Danish footballer (born 1989)

Lise Overgaard-Munk (born 26 May 1989) is a Danish football striker who plays for 1.FFC Frankfurt of the German Frauen-Bundesliga. She has previously played in the top Bundesliga with 1.FFC Frankfurt and for Danish Elitedivisionen teams Fortuna Hjørring and Brøndby IF. She has also represented the Denmark women's national football team.

==Club career==
In the early part of her career Munk represented both Fortuna Hjørring and Brøndby in the UEFA Women's Champions League.

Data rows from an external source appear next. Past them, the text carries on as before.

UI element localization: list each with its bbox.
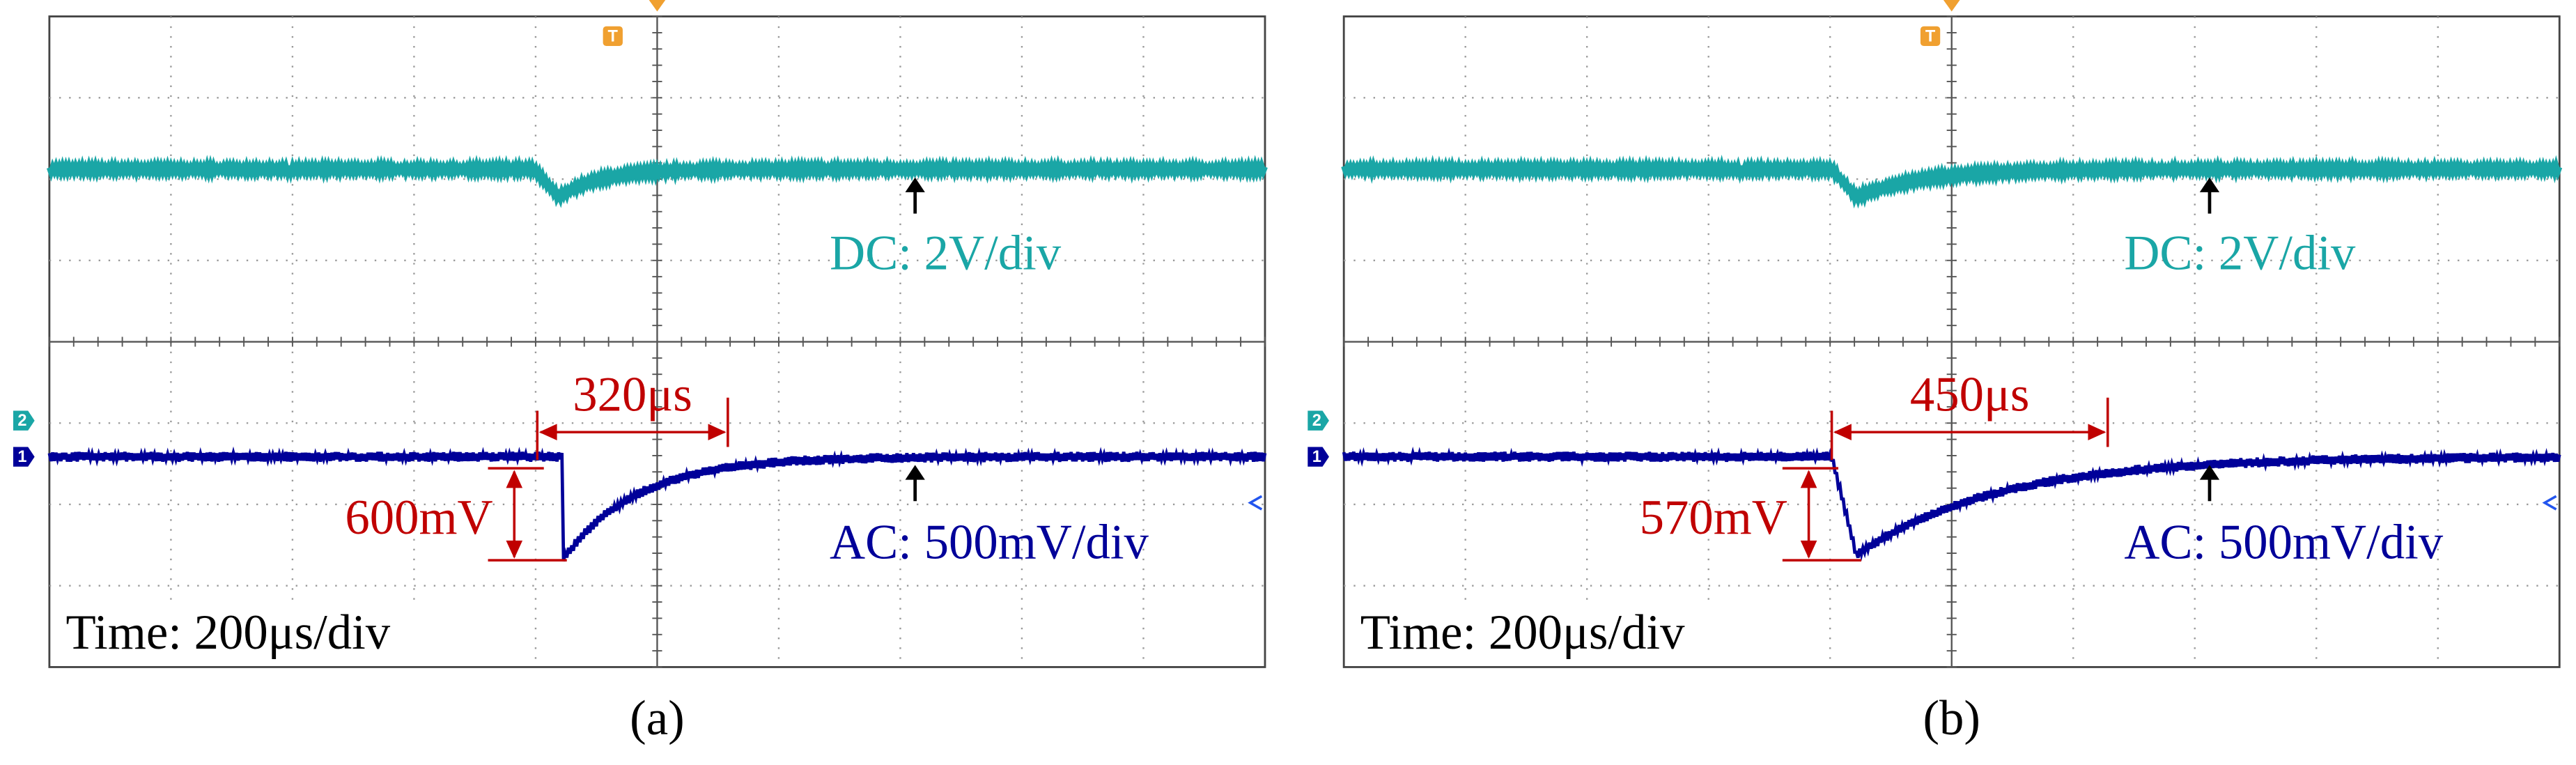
pointer-head [2199,177,2220,192]
trigger-label: T [1925,26,1936,45]
dim-head [2088,424,2106,441]
dim-head [506,540,523,559]
time-label: Time: 200μs/div [65,605,390,660]
channel-label: 1 [17,447,26,465]
panel: T 2 1 DC: 2V/div AC: 500mV/div 450μs 570mV Time… [1308,0,2563,745]
pointer-head [2199,465,2220,480]
trigger-label: T [608,26,619,45]
channel-marker [1308,447,1329,467]
delta-t-label: 320μs [573,367,692,422]
dc-label: DC: 2V/div [830,226,1062,280]
channel-label: 1 [1312,447,1321,465]
panel: T 2 1 DC: 2V/div AC: 500mV/div 320μs 600mV Time… [13,0,1268,745]
delta-v-label: 570mV [1640,490,1787,545]
ac-label: AC: 500mV/div [2124,516,2443,570]
label-bg [56,604,500,664]
channel-marker [13,410,35,431]
offset-marker [1248,495,1263,511]
dim-head [538,424,557,441]
channel-label: 2 [17,411,26,429]
channel-label: 2 [1312,411,1321,429]
dim-head [1833,424,1852,441]
dc-trace [1341,155,2563,209]
dim-head [1800,540,1817,559]
channel-marker [13,447,35,467]
delta-t-label: 450μs [1910,367,2030,422]
channel-marker [1308,410,1329,431]
trigger-badge [603,26,623,47]
dim-head [708,424,727,441]
time-label: Time: 200μs/div [1360,605,1685,660]
trigger-arrow [649,0,666,12]
trigger-badge [1920,26,1941,47]
dim-head [1800,470,1817,488]
label-bg [1350,604,1794,664]
dim-head [506,470,523,488]
panel-label: (a) [630,691,685,745]
delta-v-label: 600mV [345,490,492,545]
ac-trace [1342,446,2561,562]
panel-label: (b) [1923,691,1980,745]
pointer-head [905,465,925,480]
ac-trace [47,446,1267,562]
offset-marker [2542,495,2557,511]
pointer-head [905,177,925,192]
dc-trace [46,155,1268,208]
trigger-arrow [1943,0,1960,12]
ac-label: AC: 500mV/div [830,516,1149,570]
dc-label: DC: 2V/div [2124,226,2356,280]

After scoring 28 goals for Brøndby during the 2012 calendar year, Munk secured a transfer to 1.FFC Frankfurt in January 2013. She scored two goals in six appearances but missed the entire 2013–14 season through injury and asked to be released from her contract a year early before 2014–15. By then she had recovered her fitness and was in search of regular first team football. The following day she was unveiled as a 1. FC Köln player.

==International career==
Munk scored a hat-trick in her senior Danish national team debut, a crushing 15–0 home win over Georgia in October 2009.